Dr. Kleinerman is testing a new biological agent, to be used in conjunction with chemotherapy, that stimulates the body's own immune system and wipes out the disease while leaving normal cells intact. She believes that using the two therapies together will improve the cure rate. Chemotherapy and surgery will eliminate the bulk disease in the bone, while the immunotherapy can hopefully kill the drug-resistant cells left behind in the lung, says Dr. Kleinerman, professor of cell biology and clinical pediatrics.
 
Currently in Phase III trials at 250 institutions throughout the United States, the agent known as MTP-PE stimulates cells to activate genes that invigorate the immune system. Wrapped in a fatty coating no larger than a red blood cell, the MTP-PE is given intravenously to patients in a saline solution.
 
The MTP-PE study is scheduled to close at the end of this year and will take another year to compile data.
 
"What we have seen with the agent so far is very promising," Dr. Kleinerman says. "We believe that if results are good with osteosarcoma, we may be able to try this with other cancers that often spread to the lungs, such as renal cell carcinoma, Ewing's sarcoma and Wilms' tumor."
 
 
Resistance to Chemotherapy
For the last 15 years, Dr. Francis Ali-Osman has been persistent in his quest to find out why most pediatric and adult patients develop a resistance to chemotherapy at some time in their treatment.
 
While some patients develop a resistance after a few months of chemotherapy, there are some patients who are resistant to therapy at the time of diagnosis, says Dr.

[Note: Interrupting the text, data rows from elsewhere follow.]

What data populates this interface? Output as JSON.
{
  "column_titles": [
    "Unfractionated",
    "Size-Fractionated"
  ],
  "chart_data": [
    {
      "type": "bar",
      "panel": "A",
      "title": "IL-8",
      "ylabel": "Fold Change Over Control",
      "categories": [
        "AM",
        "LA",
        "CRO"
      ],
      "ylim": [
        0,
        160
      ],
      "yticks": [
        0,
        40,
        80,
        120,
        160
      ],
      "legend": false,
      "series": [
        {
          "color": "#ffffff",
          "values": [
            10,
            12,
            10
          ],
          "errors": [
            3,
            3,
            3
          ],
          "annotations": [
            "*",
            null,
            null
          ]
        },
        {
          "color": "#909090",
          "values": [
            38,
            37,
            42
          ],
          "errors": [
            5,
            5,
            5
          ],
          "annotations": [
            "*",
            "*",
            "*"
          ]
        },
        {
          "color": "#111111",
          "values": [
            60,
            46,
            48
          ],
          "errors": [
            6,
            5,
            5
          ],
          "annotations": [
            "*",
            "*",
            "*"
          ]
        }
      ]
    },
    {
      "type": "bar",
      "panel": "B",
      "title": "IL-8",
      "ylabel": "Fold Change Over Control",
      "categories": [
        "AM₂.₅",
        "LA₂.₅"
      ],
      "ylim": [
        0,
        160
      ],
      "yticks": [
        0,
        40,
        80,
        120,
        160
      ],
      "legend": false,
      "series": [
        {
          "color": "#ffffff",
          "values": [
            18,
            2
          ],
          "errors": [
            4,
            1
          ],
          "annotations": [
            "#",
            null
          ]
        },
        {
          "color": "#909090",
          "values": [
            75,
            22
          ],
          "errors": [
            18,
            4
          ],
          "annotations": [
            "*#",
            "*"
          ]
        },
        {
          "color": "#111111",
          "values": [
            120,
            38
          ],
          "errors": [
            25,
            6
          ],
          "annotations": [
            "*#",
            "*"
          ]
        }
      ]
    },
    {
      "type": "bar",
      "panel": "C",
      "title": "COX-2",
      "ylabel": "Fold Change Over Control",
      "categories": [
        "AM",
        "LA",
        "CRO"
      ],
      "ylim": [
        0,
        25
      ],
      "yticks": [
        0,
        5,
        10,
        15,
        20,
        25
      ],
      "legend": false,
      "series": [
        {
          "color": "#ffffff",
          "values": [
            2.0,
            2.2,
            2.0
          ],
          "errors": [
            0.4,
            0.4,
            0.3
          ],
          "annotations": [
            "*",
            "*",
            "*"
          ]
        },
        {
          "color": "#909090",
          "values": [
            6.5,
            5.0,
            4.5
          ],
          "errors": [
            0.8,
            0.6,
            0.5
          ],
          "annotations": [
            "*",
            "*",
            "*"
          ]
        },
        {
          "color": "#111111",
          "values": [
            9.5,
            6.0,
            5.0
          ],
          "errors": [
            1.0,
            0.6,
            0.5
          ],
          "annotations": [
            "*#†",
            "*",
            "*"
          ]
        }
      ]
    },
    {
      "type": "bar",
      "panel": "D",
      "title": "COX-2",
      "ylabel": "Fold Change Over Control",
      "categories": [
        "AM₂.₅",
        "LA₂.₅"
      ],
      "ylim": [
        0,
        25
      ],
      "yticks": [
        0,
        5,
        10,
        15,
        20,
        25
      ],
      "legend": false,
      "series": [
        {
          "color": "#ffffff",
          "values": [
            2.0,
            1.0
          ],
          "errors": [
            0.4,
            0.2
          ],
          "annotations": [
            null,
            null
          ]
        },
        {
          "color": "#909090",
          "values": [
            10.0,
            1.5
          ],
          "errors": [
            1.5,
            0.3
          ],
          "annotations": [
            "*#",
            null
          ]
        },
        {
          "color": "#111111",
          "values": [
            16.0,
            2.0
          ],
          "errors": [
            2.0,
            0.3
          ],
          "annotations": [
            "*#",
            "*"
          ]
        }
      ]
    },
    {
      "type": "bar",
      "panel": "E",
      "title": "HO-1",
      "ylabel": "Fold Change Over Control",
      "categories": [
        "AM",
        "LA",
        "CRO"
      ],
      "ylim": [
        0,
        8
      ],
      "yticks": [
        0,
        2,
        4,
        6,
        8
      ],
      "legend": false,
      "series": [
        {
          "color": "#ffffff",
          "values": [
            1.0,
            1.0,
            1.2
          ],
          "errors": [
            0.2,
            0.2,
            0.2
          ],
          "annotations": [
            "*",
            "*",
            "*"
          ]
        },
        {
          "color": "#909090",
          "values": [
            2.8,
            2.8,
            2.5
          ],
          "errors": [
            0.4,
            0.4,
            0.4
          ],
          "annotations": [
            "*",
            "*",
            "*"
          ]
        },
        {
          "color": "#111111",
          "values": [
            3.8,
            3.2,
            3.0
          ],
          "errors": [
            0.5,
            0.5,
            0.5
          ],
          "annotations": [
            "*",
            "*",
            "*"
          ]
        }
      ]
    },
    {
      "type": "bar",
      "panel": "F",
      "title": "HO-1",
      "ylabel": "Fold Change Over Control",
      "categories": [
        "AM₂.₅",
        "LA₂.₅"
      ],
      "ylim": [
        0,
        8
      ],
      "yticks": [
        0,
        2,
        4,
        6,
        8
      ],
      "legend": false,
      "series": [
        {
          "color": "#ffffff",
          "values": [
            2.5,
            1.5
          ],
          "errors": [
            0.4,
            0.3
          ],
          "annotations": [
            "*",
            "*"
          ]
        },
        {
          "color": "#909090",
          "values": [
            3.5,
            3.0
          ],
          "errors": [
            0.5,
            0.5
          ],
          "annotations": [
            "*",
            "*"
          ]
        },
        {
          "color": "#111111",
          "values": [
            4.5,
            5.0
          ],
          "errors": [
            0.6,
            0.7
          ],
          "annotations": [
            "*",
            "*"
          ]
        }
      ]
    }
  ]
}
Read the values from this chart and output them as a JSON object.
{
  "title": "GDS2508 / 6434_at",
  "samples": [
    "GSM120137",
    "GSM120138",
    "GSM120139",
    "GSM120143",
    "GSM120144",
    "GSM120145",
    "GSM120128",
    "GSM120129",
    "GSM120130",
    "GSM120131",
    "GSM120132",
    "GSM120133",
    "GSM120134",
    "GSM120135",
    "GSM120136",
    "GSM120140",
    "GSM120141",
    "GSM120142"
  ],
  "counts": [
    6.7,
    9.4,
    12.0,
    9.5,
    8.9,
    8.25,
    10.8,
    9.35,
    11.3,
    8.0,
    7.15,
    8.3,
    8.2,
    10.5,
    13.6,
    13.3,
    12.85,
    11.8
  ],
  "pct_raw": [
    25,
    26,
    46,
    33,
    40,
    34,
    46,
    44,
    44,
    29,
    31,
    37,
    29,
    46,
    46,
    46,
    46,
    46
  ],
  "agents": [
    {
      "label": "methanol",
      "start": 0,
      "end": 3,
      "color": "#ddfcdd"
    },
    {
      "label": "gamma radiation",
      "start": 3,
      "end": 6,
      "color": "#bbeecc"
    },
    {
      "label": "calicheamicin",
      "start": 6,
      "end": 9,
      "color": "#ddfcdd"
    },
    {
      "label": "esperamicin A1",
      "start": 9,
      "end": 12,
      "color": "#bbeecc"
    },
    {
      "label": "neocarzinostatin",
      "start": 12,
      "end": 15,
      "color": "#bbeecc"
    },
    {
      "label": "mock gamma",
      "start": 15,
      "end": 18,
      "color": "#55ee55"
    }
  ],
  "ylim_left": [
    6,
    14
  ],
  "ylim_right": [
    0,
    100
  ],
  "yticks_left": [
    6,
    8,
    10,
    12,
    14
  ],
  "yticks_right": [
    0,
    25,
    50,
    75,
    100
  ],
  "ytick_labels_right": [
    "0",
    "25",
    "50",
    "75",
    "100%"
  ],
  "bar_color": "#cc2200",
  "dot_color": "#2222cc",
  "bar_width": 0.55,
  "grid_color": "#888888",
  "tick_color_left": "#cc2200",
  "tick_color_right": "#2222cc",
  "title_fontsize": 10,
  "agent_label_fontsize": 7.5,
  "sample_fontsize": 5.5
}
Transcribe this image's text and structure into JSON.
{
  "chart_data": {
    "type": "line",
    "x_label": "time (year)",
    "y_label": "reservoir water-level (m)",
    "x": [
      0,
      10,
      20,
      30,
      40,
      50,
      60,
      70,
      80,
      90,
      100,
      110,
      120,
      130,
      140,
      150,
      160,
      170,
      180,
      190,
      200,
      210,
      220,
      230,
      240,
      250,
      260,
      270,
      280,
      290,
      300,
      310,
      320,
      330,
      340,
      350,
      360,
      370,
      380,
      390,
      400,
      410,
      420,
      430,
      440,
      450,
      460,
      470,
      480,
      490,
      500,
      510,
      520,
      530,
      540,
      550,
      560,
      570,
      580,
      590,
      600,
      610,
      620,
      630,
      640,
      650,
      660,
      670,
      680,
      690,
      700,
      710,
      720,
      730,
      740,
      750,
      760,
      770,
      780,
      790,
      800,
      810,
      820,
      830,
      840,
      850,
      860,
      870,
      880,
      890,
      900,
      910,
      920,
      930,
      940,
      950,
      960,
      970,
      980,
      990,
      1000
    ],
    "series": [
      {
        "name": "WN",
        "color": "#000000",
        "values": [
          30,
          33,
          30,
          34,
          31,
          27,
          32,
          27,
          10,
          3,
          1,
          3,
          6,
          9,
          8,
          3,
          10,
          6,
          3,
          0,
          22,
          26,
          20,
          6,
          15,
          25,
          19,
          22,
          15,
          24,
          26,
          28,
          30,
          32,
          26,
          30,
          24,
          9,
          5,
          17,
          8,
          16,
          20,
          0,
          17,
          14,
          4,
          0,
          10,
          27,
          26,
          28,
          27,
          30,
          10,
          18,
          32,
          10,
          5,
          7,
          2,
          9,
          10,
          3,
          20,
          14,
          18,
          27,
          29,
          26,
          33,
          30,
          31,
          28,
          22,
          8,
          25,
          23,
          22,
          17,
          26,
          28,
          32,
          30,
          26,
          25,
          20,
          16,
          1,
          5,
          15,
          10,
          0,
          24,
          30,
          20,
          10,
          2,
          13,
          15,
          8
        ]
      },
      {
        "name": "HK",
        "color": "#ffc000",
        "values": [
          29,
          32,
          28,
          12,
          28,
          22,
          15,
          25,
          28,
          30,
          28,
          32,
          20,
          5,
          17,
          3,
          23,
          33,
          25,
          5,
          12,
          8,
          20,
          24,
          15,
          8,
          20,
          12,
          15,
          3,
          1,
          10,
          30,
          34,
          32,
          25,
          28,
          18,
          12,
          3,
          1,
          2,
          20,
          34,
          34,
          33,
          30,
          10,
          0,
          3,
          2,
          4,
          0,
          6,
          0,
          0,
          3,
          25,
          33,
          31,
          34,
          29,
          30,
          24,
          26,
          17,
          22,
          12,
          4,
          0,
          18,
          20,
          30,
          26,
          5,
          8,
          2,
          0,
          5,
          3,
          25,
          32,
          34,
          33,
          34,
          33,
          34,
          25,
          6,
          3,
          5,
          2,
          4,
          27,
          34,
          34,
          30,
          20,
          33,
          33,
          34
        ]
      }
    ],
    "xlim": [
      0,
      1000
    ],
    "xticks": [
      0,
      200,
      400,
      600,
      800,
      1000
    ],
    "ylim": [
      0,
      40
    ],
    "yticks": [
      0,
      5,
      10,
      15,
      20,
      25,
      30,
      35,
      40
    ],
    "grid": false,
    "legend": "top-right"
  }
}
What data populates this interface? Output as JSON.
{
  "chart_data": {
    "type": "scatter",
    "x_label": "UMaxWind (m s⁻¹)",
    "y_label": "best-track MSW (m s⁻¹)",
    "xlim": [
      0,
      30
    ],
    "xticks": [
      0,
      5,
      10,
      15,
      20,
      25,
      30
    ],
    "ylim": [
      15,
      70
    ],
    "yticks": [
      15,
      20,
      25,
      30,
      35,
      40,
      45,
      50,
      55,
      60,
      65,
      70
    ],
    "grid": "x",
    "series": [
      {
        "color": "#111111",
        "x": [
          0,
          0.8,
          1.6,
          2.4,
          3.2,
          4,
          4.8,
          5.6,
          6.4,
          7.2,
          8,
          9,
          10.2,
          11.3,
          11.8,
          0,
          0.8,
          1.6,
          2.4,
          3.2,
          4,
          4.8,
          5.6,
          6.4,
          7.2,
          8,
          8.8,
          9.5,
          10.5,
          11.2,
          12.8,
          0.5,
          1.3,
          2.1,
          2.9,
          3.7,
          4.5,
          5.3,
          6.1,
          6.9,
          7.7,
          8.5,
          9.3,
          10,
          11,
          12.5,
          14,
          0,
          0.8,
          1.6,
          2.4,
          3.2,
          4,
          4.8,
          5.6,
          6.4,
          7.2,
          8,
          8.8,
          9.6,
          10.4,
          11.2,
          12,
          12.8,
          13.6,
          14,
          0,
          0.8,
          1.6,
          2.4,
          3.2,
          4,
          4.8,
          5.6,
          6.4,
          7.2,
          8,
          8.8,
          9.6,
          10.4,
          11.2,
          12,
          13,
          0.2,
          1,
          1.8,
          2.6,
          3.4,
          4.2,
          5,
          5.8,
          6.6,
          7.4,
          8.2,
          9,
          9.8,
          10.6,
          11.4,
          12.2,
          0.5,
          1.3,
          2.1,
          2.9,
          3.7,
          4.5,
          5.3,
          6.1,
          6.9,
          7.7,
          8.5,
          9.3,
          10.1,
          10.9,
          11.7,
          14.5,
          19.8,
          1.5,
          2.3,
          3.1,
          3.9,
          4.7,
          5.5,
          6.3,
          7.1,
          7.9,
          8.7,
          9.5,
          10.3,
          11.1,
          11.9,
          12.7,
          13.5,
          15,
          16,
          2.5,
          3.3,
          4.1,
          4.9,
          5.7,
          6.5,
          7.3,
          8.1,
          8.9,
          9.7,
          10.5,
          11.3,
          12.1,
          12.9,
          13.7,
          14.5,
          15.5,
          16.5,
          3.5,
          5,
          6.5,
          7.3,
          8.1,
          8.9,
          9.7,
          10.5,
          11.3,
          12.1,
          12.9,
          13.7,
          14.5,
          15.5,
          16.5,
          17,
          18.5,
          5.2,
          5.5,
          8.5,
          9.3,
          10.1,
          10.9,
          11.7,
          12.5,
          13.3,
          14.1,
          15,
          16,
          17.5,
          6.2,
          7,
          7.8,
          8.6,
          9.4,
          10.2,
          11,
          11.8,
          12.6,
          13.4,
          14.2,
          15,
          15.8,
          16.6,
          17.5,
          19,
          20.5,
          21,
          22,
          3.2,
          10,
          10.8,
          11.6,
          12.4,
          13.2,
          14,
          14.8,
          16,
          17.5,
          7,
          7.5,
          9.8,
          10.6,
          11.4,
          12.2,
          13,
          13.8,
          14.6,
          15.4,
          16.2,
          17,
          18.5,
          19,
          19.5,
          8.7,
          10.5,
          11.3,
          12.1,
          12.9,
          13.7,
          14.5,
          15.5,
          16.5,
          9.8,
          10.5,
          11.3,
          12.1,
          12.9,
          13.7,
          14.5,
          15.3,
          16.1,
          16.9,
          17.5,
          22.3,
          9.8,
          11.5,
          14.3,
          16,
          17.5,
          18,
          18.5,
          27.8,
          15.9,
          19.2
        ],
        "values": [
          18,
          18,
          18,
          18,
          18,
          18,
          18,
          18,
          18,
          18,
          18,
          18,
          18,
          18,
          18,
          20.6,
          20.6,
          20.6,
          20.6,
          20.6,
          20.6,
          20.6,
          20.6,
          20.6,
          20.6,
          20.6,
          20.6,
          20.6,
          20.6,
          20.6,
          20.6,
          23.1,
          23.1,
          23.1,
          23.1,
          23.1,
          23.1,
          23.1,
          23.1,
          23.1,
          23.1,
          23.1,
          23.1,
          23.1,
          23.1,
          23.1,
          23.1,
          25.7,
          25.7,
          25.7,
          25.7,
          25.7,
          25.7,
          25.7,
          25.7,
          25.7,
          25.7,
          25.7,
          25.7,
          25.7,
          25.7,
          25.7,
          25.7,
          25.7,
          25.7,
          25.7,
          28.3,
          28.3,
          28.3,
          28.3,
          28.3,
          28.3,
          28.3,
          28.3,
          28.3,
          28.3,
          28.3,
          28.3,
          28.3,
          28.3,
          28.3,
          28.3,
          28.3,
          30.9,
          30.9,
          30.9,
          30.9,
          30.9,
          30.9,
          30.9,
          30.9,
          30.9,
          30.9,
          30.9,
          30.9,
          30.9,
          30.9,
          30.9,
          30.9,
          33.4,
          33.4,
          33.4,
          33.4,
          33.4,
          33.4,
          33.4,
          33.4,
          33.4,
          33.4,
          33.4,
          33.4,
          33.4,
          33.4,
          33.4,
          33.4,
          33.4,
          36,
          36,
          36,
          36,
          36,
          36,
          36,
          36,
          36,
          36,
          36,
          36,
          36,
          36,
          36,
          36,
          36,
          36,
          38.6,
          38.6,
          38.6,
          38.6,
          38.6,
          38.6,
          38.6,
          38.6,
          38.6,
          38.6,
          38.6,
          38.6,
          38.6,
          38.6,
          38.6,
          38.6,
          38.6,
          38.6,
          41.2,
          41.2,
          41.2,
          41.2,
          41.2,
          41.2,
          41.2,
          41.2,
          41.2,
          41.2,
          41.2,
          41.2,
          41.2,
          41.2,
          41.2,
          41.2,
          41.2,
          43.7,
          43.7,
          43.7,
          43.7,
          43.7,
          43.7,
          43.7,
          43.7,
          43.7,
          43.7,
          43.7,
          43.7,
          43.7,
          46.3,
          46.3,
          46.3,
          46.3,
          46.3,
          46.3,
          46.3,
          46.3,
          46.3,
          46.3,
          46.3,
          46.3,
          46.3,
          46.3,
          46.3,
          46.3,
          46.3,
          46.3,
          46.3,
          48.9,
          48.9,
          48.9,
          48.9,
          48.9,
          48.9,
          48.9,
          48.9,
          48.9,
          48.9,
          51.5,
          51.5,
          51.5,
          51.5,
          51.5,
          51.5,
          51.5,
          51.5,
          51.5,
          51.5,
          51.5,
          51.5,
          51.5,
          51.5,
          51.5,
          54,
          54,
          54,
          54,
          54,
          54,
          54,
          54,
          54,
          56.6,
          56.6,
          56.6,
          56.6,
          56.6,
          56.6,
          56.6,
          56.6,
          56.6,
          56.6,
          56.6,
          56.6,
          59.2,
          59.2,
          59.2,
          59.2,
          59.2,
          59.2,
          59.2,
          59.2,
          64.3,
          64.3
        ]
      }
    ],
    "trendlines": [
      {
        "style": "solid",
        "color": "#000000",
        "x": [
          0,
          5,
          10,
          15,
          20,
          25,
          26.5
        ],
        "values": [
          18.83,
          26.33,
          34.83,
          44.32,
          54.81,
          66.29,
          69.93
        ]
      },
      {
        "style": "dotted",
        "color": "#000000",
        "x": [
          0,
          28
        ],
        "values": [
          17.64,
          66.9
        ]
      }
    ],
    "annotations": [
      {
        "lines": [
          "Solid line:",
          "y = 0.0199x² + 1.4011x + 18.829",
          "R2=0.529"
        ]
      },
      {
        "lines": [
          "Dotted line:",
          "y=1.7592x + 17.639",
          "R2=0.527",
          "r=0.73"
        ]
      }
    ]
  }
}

Ali-Osman, chairman of the Department of Experimental Pediatrics. Of the 20 percent of pediatric patients who die, most develop a resistance to chemotherapy, a primary treatment for many pediatric and adult cancers.
 
Though each patient's level of resistance is different, Dr. Ali-Osman believes it can be triggered by the same mechanism, namely the overexpression of a gene encoding the glutathione S-transferase (GST) protein. He recently reported the discovery of two novel forms of the GST gene present in lymphomas and tumors of the brain, breast and colon.
 
Dr. Ali-Osman's work has shown that the product of this gene not only has the ability to "detoxify" the chemotherapy agents but also is involved in the "repair" of the damage produced by the chemotherapy in cancer cells.
 
If ongoing studies prove successful, Dr. Ali-Osman hopes that within two years clinical trials could begin on agents that will not only break down tumor defense mechanisms against anticancer agents but also protect normal cells from the toxic side effects of chemotherapy.
 
Patients in the trial would be given the "anti-gene" agent, antisense oligonucleotide, that blocks expression of the GST genes in advance of their chemotherapy regimen. Given prior to the treatment, the antisense agent would block the activity of the GST genes in the tumor cells and thereby reduce or overcome their resistance to chemotherapy.
 
According to Dr. Ali-Osman, such a trial could have far-reaching effects in the coming years. "Research gathered from this trial would allow us to improve a patient's chance for response and help us learn more about the possibilities for this type of gene therapy as a treatment modality," he says.
 
"Chemotherapy is a standard treatment for so many cancers that we could make some major inroads to improving survival rates in colon, lung and ovarian cancers in adults, and some types of leukemia and brain cancers in children," Dr. Ali-Osman adds. "Though we are still a few years from this, we are very excited and encouraged by what we have seen so far."